Der 24. Dezember 2005. Weihnachten in Deutschland. In Ufa war an diesem Tag von einer Feststimmung allerdings nicht viel zu spüren. Das russisch-orthodoxe Weihnachten wird nämlich am 7. Januar gefeiert, und so wäre der 24. Dezember auch für uns Korrespondenten von ‚Baschkirien heute‘ ein ganz normaler Wochentag gewesen, wenn wir nicht zu einer Weihnachtsveranstaltung in der russland-deutschen Kolchose eingeladen wären.
Die Kolchose trägt den Namen „Rossija“ (Russland) und spiegelt ziemlich gut die multinationale Bevölkerungszusammensetzung Russlands wider. In der Kolchose leben seit Jahrzehnten Deutsche, Russen, Baschkiren und Tataren friedlich nebeneinander. Im Unterschied zu Deutschland ist Russland nicht erst seit kurzem ein Land, wo viele verschiedene Nationalitäten zusammenleben, sondern ist es schon seit Jahrhunderten. Auf dem weiten Territorium der Russischen Föderation leben ohne jegliche Übertreibung Hunderte von verschiedenen Völkern – und für alle diese zahlreichen Völker ist Russland auch die historische Heimat, d.h. dass das russische Territorium ihr historisches Siedlungsgebiet ist. Hinzu kommen noch die stetig wachsenden Diasporas der Völker, deren historisches Siedlungsgebiet in den Ex-Sowjetrepubliken liegt und die aufgrund desolater wirtschaftlicher, und oft auch politischer Situation (siehe Turkmenistan) nach Russland auswanderten.

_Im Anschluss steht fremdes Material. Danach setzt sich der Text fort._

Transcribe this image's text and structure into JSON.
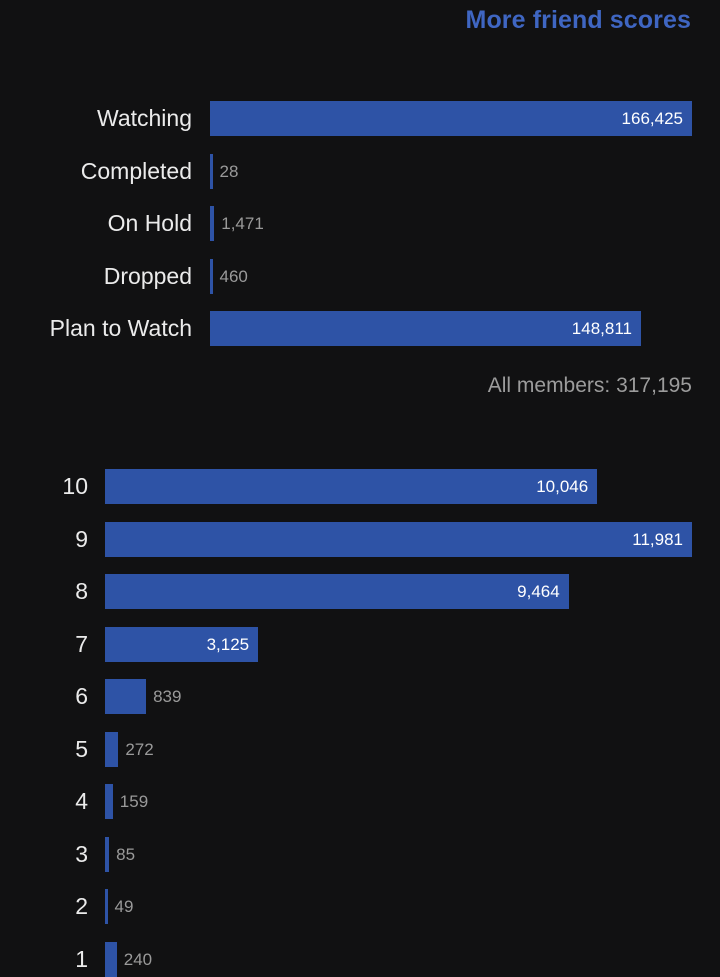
{
  "header": {
    "more_link_label": "More friend scores"
  },
  "colors": {
    "accent": "#3f66c2",
    "bar": "#2e53a6",
    "background": "#111112"
  },
  "status": {
    "items": [
      {
        "label": "Watching",
        "value": 166425,
        "display": "166,425"
      },
      {
        "label": "Completed",
        "value": 28,
        "display": "28"
      },
      {
        "label": "On Hold",
        "value": 1471,
        "display": "1,471"
      },
      {
        "label": "Dropped",
        "value": 460,
        "display": "460"
      },
      {
        "label": "Plan to Watch",
        "value": 148811,
        "display": "148,811"
      }
    ],
    "total_label": "All members: 317,195"
  },
  "scores": {
    "items": [
      {
        "label": "10",
        "value": 10046,
        "display": "10,046"
      },
      {
        "label": "9",
        "value": 11981,
        "display": "11,981"
      },
      {
        "label": "8",
        "value": 9464,
        "display": "9,464"
      },
      {
        "label": "7",
        "value": 3125,
        "display": "3,125"
      },
      {
        "label": "6",
        "value": 839,
        "display": "839"
      },
      {
        "label": "5",
        "value": 272,
        "display": "272"
      },
      {
        "label": "4",
        "value": 159,
        "display": "159"
      },
      {
        "label": "3",
        "value": 85,
        "display": "85"
      },
      {
        "label": "2",
        "value": 49,
        "display": "49"
      },
      {
        "label": "1",
        "value": 240,
        "display": "240"
      }
    ]
  }
}
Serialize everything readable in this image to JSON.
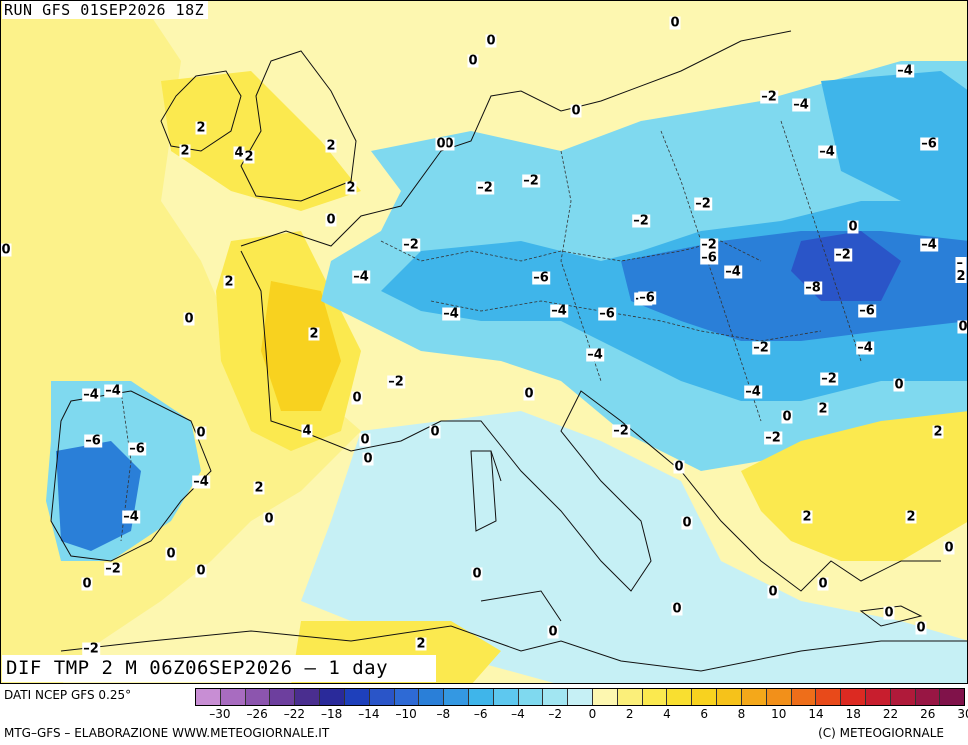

Auch die Deutschen sind eines der vielen Völker, die bereits seit geraumer Zeit auf dem russischen Territorium siedeln. Regentin des Russischen Kaiserreiches Katharina II., die ihrerseits selbst eine Deutsche war, hat 1762 ein Manifest erlassen, in dem die Mitteleuropäer und vor allem die Deutschen dazu aufgerufen wurden, nach Russland überzusiedeln. Grund war die dünne Besiedelung des riesigen russischen Territoriums – man brauchte Menschen, die das Territorium besiedeln und den Boden kultivieren und für die Landwirtschaft nutzbar machen. So folgten Tausende deutscher Bauern dem Aufruf der Kaiserin und bereits Anfang des 18. Jahrhunderts stellten sie eine bedeutende Minderheit im Reich.
In der Region um Saratow lebten besonders viele Deutsche, und um dieser Tatsache gerecht zu werden, wurde 1924 die autonome Republik der Wolgadeutschen gegründet. Nach dem Beginn des zweiten Weltkrieges ließ Stalin die Republik jedoch abschaffen und die Deutschen, die im europäischen Teil der UdSSR lebten, nach Kasachstan und Sibirien deportieren – aus Angst, dass sie mit nazideutschen Truppen kollaborieren.
In Baschkortostan gibt es ebenfalls russlanddeutsche Gemeinden. In der Hauptstadt Ufa z.B. gibt es eine lutheranische Kirche, der allerdings in letzter Zeit nicht so viel Aufmerksamkeit geschenkt wurde, da die meisten Russlanddeutschen bereits in die Bundesrepublik ausgewandert sind, weshalb in Ufa gar nicht so viele Lutheraner mehr leben.
Die russlanddeutsche Kolchose „Rossija“, die wir besuchten, war ehemals zum größten Teil mit Deutschen besiedelt, doch auch hier ist dessen Anzahl in den letzten Jahren stark geschrumpft. Der Kolchosenvorsitzende erzählte uns von einigen altansässigen Familien, über die Reliquien, die sich bereits seit Jahrhunderten im Familienbesitz befinden und die noch von ihren Vorfahren aus Deutschland mitgebracht wurden. Auf den Strassen der Kolchosensiedlung hörten wir alte Frauen miteinander Deutsch reden, und zwar erinnerte ihr Deutsch stark an die schwäbische Mundart. Doch auf der weihnachtlichen Veranstaltung, an der wir uns mit einem Vortrag auf deutscher Sprache beteiligten, wurden wir von den meisten nicht verstanden – außer alten Menschen, so schien es, sind in der Kolchose keine Deutschen mehr übrig geblieben. Die größte Gemeinde der Russlanddeutschen aus Baschkortostan lebt in Kassel und derzeit wird versucht, in eben jenem Kassel eine Landsmannschaft der „Baschkortostandeutschen“ zu gründen. Ob die Gründung in nächster Zeit gelingt, bleibt abzuwarten. Eines jedenfalls lässt sich schon jetzt feststellen – die Ethnie der Deutschen ist in Baschkortostan vom Aussterben bedroht.